Lorena estaba haciendo una colecta -de las tantas que tuvo que hacer, ella y tantos pibes y pibas deportistas- para su primer viaje al exterior. Se lo había ganado en el terreno, pero esto no era suficiente. Así que le ayudé a hacer allí, en la vieja legislatura, una colecta VIP, y, todo hay que decirlo, costó lo suyo... no crea que es fácil sacarle plata a la política para algo que no sea altamente redituable en votos.
Y ahora que ustedes ya saben de esta neuquina que llegó a los juegos olímpicos, sigan conmigo para atrás, en el hilo de esa mirada adentrada en el largo, honroso camino recorrido por las Briceño.
Me cuenta María Elena, la madre, que llegó a Neuquén desde Lanús con sus dos hijas de la mano: Lorena y Jessica. Siete y cuatro años. Así que mucho antes que la crisis del 2001 inventara lo de "Jefas de hogar", María Elena ya lo era. Y las dos chicas amaron este deporte lleno de nombres extraños, de reverencias y golpes. Tigres y tigresas practicando en el corazón del barrio, sacudido por el viento implacable, ennieblado por el polvo de la meseta y atravesado de mil conflictos sociales. Amaron Neuquén, y Neuquén las adoptó.
Sólo que apenas llegada, Lorena quiso, supo, soñó, con estos juegos olímpicos que empezaron en la colchoneta de San Lorenzo. Jessica también, aunque ese sueño se cruzó con otro: quiso ser yudoka y policía, y lo es. Y siempre, siempre, María Elena, la Jefa de Hogar. El clan Briceño.
Volvamos a mirar la foto. Ella está asentada sobre sus talones- esa pose típica de las artes marciales -y sus manos descansan cerca de las rodillas, toda ella sosteniendo la mirada que se adentra cada vez más hacia algún lugar que sólo conoce su alma.
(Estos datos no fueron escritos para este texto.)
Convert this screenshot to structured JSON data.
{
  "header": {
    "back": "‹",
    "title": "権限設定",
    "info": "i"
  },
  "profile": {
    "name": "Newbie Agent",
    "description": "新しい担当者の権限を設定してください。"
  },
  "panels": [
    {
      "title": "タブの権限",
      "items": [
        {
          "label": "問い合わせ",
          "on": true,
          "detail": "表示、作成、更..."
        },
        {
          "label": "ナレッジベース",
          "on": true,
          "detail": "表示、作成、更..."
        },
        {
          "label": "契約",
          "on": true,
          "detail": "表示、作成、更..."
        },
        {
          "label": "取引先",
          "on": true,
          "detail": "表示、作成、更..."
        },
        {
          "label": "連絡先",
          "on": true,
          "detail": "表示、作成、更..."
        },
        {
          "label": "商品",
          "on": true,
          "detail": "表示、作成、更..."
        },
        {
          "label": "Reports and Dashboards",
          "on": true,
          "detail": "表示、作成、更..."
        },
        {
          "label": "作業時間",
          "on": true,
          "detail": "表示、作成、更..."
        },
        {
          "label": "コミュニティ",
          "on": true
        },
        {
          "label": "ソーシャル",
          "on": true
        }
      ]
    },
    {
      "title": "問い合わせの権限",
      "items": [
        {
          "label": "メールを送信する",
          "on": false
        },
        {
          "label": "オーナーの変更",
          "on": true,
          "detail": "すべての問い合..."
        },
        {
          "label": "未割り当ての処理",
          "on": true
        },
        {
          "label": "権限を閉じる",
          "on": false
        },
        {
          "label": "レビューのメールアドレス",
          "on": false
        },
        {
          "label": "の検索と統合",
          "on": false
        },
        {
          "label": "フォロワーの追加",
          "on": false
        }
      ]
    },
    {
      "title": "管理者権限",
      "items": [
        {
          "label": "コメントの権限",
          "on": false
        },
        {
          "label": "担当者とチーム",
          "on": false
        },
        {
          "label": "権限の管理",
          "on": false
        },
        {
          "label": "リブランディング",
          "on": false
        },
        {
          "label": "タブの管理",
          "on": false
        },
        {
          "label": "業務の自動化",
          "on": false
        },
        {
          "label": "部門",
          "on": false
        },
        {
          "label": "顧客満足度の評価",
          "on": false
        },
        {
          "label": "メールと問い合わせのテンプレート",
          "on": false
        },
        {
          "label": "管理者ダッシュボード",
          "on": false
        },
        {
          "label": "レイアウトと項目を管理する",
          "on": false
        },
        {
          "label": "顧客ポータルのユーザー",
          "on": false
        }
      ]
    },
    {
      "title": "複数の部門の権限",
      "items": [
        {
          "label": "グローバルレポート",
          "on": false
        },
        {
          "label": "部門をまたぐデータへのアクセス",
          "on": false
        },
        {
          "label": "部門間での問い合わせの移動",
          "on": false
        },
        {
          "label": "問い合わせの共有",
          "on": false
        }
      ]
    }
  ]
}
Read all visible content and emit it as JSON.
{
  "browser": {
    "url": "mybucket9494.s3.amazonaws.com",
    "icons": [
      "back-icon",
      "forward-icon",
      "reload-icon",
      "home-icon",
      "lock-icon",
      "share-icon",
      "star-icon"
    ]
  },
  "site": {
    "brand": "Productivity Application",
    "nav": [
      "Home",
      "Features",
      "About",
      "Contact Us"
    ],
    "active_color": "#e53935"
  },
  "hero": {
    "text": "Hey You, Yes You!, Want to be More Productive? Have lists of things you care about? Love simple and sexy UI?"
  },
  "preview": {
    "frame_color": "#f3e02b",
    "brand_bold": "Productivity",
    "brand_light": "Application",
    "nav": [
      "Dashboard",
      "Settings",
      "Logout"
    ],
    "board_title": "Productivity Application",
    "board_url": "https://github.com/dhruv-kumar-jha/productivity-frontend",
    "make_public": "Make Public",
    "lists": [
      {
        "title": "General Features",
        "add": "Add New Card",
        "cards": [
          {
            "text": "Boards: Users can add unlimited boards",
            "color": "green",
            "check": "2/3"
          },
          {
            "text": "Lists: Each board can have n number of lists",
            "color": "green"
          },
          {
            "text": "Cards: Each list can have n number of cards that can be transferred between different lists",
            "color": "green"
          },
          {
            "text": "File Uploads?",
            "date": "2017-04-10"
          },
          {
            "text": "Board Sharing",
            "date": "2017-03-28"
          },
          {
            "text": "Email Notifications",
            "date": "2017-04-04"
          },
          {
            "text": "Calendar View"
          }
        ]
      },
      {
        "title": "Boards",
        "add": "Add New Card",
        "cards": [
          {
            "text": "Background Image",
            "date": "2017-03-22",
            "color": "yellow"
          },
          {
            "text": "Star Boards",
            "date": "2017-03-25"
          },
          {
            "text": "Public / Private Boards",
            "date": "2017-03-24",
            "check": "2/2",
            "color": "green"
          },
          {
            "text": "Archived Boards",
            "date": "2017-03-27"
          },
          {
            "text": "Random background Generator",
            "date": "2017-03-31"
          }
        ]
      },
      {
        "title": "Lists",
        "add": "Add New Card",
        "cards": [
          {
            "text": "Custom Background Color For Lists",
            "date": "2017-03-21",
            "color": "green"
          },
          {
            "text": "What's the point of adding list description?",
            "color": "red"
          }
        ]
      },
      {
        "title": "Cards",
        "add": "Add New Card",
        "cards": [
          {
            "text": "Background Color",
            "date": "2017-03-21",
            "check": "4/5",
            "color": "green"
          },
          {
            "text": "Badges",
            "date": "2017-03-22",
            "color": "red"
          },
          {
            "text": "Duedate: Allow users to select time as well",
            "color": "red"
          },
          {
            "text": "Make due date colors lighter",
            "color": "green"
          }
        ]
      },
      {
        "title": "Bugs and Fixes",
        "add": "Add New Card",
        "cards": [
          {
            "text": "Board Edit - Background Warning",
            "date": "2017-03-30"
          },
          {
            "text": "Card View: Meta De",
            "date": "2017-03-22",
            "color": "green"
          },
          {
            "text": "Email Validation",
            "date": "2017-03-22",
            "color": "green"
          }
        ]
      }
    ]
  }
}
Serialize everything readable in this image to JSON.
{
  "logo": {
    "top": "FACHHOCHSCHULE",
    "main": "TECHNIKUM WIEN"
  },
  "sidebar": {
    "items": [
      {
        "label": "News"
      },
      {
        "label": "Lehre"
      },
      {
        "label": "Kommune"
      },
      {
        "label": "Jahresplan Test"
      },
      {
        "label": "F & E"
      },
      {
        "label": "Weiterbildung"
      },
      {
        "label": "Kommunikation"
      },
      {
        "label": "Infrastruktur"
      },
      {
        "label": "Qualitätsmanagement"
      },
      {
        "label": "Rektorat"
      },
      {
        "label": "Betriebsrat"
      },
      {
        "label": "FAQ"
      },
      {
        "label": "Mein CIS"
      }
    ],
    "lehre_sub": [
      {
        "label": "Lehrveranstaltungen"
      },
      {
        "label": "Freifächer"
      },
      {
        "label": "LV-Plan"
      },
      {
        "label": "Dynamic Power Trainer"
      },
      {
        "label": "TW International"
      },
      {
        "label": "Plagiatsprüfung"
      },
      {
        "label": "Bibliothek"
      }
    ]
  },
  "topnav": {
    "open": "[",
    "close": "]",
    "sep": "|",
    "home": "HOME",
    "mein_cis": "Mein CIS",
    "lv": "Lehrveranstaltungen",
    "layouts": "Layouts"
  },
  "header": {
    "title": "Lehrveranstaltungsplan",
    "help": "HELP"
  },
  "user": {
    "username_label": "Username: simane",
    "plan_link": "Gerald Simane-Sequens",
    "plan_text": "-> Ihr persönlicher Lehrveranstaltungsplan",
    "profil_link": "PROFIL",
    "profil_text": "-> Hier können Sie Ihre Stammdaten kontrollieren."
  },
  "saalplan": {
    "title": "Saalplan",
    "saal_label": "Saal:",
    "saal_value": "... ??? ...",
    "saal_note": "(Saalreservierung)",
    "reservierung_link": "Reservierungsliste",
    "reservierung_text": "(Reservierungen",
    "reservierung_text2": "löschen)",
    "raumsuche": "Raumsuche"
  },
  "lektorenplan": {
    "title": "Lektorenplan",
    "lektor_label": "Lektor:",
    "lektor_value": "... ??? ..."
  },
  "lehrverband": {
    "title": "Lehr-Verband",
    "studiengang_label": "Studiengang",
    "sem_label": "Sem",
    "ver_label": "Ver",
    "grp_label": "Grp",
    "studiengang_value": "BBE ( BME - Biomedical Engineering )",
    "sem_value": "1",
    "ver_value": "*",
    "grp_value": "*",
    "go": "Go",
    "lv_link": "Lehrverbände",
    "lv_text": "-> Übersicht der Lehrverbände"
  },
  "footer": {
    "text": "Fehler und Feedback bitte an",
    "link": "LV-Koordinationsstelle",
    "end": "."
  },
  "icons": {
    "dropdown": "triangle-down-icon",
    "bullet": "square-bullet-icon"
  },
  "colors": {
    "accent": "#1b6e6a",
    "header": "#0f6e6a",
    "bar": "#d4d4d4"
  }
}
Y en una mano hay dos clavos de platino, y en una rodilla tres, ¿qué me dice? Cicatrices.
María Elena, que ve a través de la piel de su hija, no quiere ver los combates. "No puedo, sufro mucho", me explica. Claro que lo entendemos, todas y todos los que hicimos el aguante hasta la una y media de la mañana para acompañarla en ese eterno minuto.
Así que hagamos una pequeña ceremonia, y démosle a las Briceño la medalla de oro, a las tres, por la impecable, dura, conmovedora trayectoria desde el andén de la terminal de colectivos hasta este presente que une San Lorenzo con Pekín. Porque, me olvidé de decirle, la familia Briceño sigue viviendo en el mismo lugar. Cuando Lorena vuelva, voy a ir a tomar unos mates con ellas. Por los viejos tiempos, y por los que vendrán.
Ah. ¿No quieren prenderse en una colecta por unas colchonetas nuevas para el gimnasio del barrio? Las que tienen, en donde practican las Briceño, están muy gastadas.